“For ANSPs one day everything will be unmanned” – Andres Van Swalm, of Unifly

Andres Van Swalm is co-founder and Chief Operating Officer of Unifly. Having graduated the Royal Military Academy as an officer in the Belgian Air Force, Andres worked as a tower and approach controller. In 2012 Andres cofounded Flight Plus, a company specialized in ATM related to unmanned aviation systems. 

Smaller air navigation service providers (ANSPs) are not sure about how to integrate UTM into their current infrastructure. Do you have a view about what ANSPs think the future is – or is it your job to help educate them?

Andres Van Swalm. We have had many talks with ANSPs and within the industry there are early adopters and those who are waiting a bit longer before they deploy. The bigger ones are looking at UTM as being very strategic. If you look at the very far future, everything will be unmanned.  And the question is what will then be the role of the ANSP? Many ANSPs are actually transversely transforming into commercial entities and becoming completely commercial companies.  So many of these ANSPs are looking at UTM as a strategic item where they can strengthen their revenue in the very far future.  Most companies have a strategist responsible for long-term planning within an ANSP — and if you talk to them they really understand why UTM is of such strategic importance to their business. They know the likes of Google and other gigantic software companies will want to take over traffic management or at least compete in this space which means ANSPs are becoming very strategically important to them.

There seems to be a lack of understanding of what UTM is and a lack of understanding of the process you have to adopt to get the right stakeholders – ANSPs, done operators, local authorities etc – around the table. Ideally, what sort of process should we adopt to create an effective UTM system? Who needs to be included? How should they work together? What’s the best process to get them involved?

Andres Van Swalm Let’s talk about stakeholders first. If you look at air traffic management (ATM) an aircraft leaves from an airport, goes from one point to another and this involves a set of very precise stakeholders. With UTM you have a much wider set of interested stakeholders. Cities will want to get involved because of the privacy problems that can arise, where citizens will call the police if they think their privacy is being compromised.  Which means the police will also need to be involved, so the police are very important stakeholders in the complete ecosystem of UTM.  And in cities you have national regulations which need to apply and regulations around industrial complexes and harbours, for example. So it’s a very big stakeholder group. The process of how we can get those people involved is a challenge and ANSPs can play a role in getting everyone around the table.

But do ANSPs understand the role they should play in UTM?

Andres Van Swalm They understand it but there are wide differences in national and local initiatives. What we provide as a software company is a connection between those systems so they are all linked. At the moment we are taking a step-by-step approach where we first need to look at a local initiative and then maybe eventually at cross-border flights where operations in Denmark, for example, are somehow integrated into procedures in Germany.

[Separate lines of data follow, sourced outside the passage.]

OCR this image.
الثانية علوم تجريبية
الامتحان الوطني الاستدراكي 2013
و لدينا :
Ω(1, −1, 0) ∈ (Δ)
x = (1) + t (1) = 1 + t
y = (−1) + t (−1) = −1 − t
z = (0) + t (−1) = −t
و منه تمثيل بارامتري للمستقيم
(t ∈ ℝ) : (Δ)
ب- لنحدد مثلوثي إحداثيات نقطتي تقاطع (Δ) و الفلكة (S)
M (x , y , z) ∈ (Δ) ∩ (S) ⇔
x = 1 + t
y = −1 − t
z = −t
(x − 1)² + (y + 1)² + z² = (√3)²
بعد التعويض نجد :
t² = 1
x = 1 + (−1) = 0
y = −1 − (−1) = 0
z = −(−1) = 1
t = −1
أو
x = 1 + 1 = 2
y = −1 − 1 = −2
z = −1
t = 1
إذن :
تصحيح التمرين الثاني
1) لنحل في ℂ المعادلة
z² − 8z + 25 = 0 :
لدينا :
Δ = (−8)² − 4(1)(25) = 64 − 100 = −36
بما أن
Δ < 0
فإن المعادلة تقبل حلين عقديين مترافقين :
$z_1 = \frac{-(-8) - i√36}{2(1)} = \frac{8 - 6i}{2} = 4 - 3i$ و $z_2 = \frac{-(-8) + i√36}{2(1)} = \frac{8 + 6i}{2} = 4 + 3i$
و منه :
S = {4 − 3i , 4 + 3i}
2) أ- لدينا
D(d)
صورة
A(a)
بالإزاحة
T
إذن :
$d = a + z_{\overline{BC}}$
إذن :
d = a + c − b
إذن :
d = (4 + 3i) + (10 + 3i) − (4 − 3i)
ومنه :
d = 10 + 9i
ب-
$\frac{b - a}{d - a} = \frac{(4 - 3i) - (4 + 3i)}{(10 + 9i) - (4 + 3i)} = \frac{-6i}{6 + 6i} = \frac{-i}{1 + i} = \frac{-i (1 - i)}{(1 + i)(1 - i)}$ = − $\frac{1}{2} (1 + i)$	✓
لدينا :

A UTM system is a combination of aviation standards, legacy safety standards and telecommunications systems where we think about interoperability and the global scale of telecommunications. If you buy a sim card in Germany and a cell phone in France and you put them together and you travel to Australia you’re actually connecting telecommunications systems and with the internet everything is inter-connected.

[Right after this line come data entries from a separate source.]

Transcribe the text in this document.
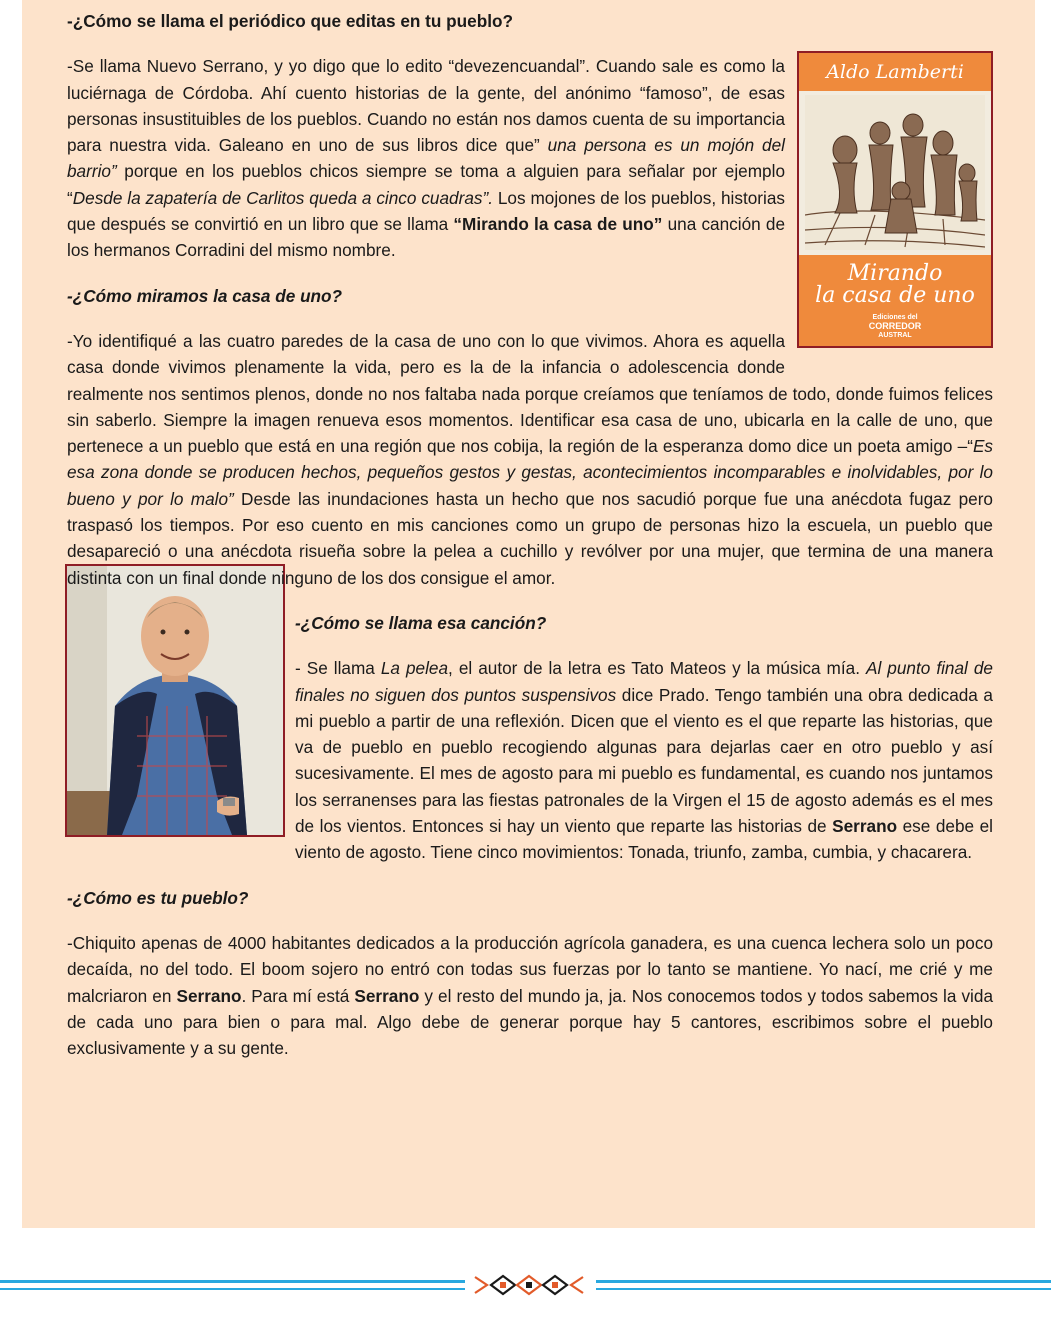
-¿Cómo se llama el periódico que editas en tu pueblo?

Aldo Lamberti
Mirando
la casa de uno
Ediciones del
CORREDOR
AUSTRAL
-Se llama Nuevo Serrano, y yo digo que lo edito “devezencuandal”. Cuando sale es como la luciérnaga de Córdoba. Ahí cuento historias de la gente, del anónimo “famoso”, de esas personas insustituibles de los pueblos. Cuando no están nos damos cuenta de su importancia para nuestra vida. Galeano en uno de sus libros dice que” una persona es un mojón del barrio” porque en los pueblos chicos siempre se toma a alguien para señalar por ejemplo “Desde la zapatería de Carlitos queda a cinco cuadras”. Los mojones de los pueblos, historias que después se convirtió en un libro que se llama “Mirando la casa de uno” una canción de los hermanos Corradini del mismo nombre.

-¿Cómo miramos la casa de uno?

-Yo identifiqué a las cuatro paredes de la casa de uno con lo que vivimos. Ahora es aquella casa donde vivimos plenamente la vida, pero es la de la infancia o adolescencia donde realmente nos sentimos plenos, donde no nos faltaba nada porque creíamos que teníamos de todo, donde fuimos felices sin saberlo. Siempre la imagen renueva esos momentos. Identificar esa casa de uno, ubicarla en la calle de uno, que pertenece a un pueblo que está en una región que nos cobija, la región de la esperanza domo dice un poeta amigo –“Es esa zona donde se producen hechos, pequeños gestos y gestas, acontecimientos incomparables e inolvidables, por lo bueno y por lo malo” Desde las inundaciones hasta un hecho que nos sacudió porque fue una anécdota fugaz pero traspasó los tiempos. Por eso cuento en mis canciones como un grupo de personas hizo la escuela, un pueblo que desapareció o una anécdota risueña sobre la pelea a cuchillo y revólver por una mujer, que termina de una manera distinta con un final donde ninguno de los dos consigue el amor.

-¿Cómo se llama esa canción?

- Se llama La pelea, el autor de la letra es Tato Mateos y la música mía. Al punto final de finales no siguen dos puntos suspensivos dice Prado. Tengo también una obra dedicada a mi pueblo a partir de una reflexión. Dicen que el viento es el que reparte las historias, que va de pueblo en pueblo recogiendo algunas para dejarlas caer en otro pueblo y así sucesivamente. El mes de agosto para mi pueblo es fundamental, es cuando nos juntamos los serranenses para las fiestas patronales de la Virgen el 15 de agosto además es el mes de los vientos. Entonces si hay un viento que reparte las historias de Serrano ese debe el viento de agosto. Tiene cinco movimientos: Tonada, triunfo, zamba, cumbia, y chacarera.

-¿Cómo es tu pueblo?

-Chiquito apenas de 4000 habitantes dedicados a la producción agrícola ganadera, es una cuenca lechera solo un poco decaída, no del todo. El boom sojero no entró con todas sus fuerzas por lo tanto se mantiene. Yo nací, me crié y me malcriaron en Serrano. Para mí está Serrano y el resto del mundo ja, ja. Nos conocemos todos y todos sabemos la vida de cada uno para bien o para mal. Algo debe de generar porque hay 5 cantores, escribimos sobre el pueblo exclusivamente y a su gente.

How many years are we away from having the first operational UTM system?

Andres Van Swalm I think we already have UTM systems in place. I don’t see a complete UTM system suddenly being rolled out one day. UTM can first help drone operators facilitate the process of obtaining permission to fly and then it will be a step by step approach, adding capabilities such as identification and geo-fencing, items we are missing from the process.

There are major national variations at the moment. If you look at how procedures are implemented in different countries it can sometimes take a long time just to register your operation with the regulator. So the first step in UTM would be to simplify this procedure, to register the drone and the operator. When we come to operations the industry is evolving and growing very quickly so the UTM system will have to adapt and evolve on a case-by-case way, starting with parcel deliveries for examples, then taking in the lessons learnt from this into other deployments.

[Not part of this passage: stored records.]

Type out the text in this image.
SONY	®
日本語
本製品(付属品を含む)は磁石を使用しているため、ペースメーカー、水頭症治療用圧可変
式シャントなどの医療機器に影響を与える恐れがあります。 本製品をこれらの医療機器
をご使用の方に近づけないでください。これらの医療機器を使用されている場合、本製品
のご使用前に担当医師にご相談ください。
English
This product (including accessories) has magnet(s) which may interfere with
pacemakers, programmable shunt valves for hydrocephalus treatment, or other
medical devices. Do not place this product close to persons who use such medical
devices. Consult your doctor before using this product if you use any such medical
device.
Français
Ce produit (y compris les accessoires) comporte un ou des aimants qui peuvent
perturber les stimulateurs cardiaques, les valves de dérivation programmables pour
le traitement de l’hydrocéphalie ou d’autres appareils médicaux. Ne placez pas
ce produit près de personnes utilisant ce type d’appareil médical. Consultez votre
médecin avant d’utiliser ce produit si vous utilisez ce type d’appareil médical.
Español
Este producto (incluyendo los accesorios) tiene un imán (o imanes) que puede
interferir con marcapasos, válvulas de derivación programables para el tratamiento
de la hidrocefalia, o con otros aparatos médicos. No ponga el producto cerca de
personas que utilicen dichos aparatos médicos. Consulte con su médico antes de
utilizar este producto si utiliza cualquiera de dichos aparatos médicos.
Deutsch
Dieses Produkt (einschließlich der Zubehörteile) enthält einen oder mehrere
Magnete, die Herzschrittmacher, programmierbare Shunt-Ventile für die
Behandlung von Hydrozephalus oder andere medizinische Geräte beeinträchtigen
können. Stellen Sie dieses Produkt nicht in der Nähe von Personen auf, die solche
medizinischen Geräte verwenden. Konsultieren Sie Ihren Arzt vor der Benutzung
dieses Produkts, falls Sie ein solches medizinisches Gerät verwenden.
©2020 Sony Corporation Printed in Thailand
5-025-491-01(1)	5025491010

Today we are at the stage of a UTM start-up – but the basic features of the system have already been defined. If we look at the far future we will include all drone services, from parcels to passenger transport, but it will take a while to get there.

Several initiatives are ongoing, for instance NASA UTM in the US and European initiative U-space that aims to make denser traffic of automated drone operations possible, opening the door to a European drone service market. U-space proposes a step-by-step approach to develop into a fully automated, connected digital infrastructure by 2025.

Unifly is active in several SJU activities, including CORUS which is looking to develop the reference concept of operations for UTM in the very low level airspace. Other initiatives we are taking an active role in are CLASS, SECOPS and Skyopener.

 

Do we have sufficiently mature technologies and systems now to start commercial drone operations worldwide?

Andres Van Swalm The technology is there, that’s not the question.  The question is how will the regulator catch up?  And can we create interoperable standards? That’s why we are encouraging the standards agencies to become involved. I have one simple question – how many UTMs are there in the world right now able to manage the full range of drone operational technologies? There’s not one because regulators cannot cope with the technical issues. And there are so many initiatives under way by the drone manufacturers it’s becoming confusing.   We need to streamline everything and adopt a step-by-step approach: interoperability standards will be vital to this.

Which countries are making the most progress with UTM?

The USA of course is busy but then so is Japan. In Europe, Germany and Denmark are really progressing, they are really thinking ahead on UTM.

So what should be the starting point for ANSPs looking to develop a UTM service?

Andres Van Swalm We have an existing product that has proven its value and it’s available out of the box. It’s multi-lingual and can be very easily configured according to the client’s wishes. It will relieve the burden, especially for smaller ANSPs, of having to try and figure out basically what needs to done.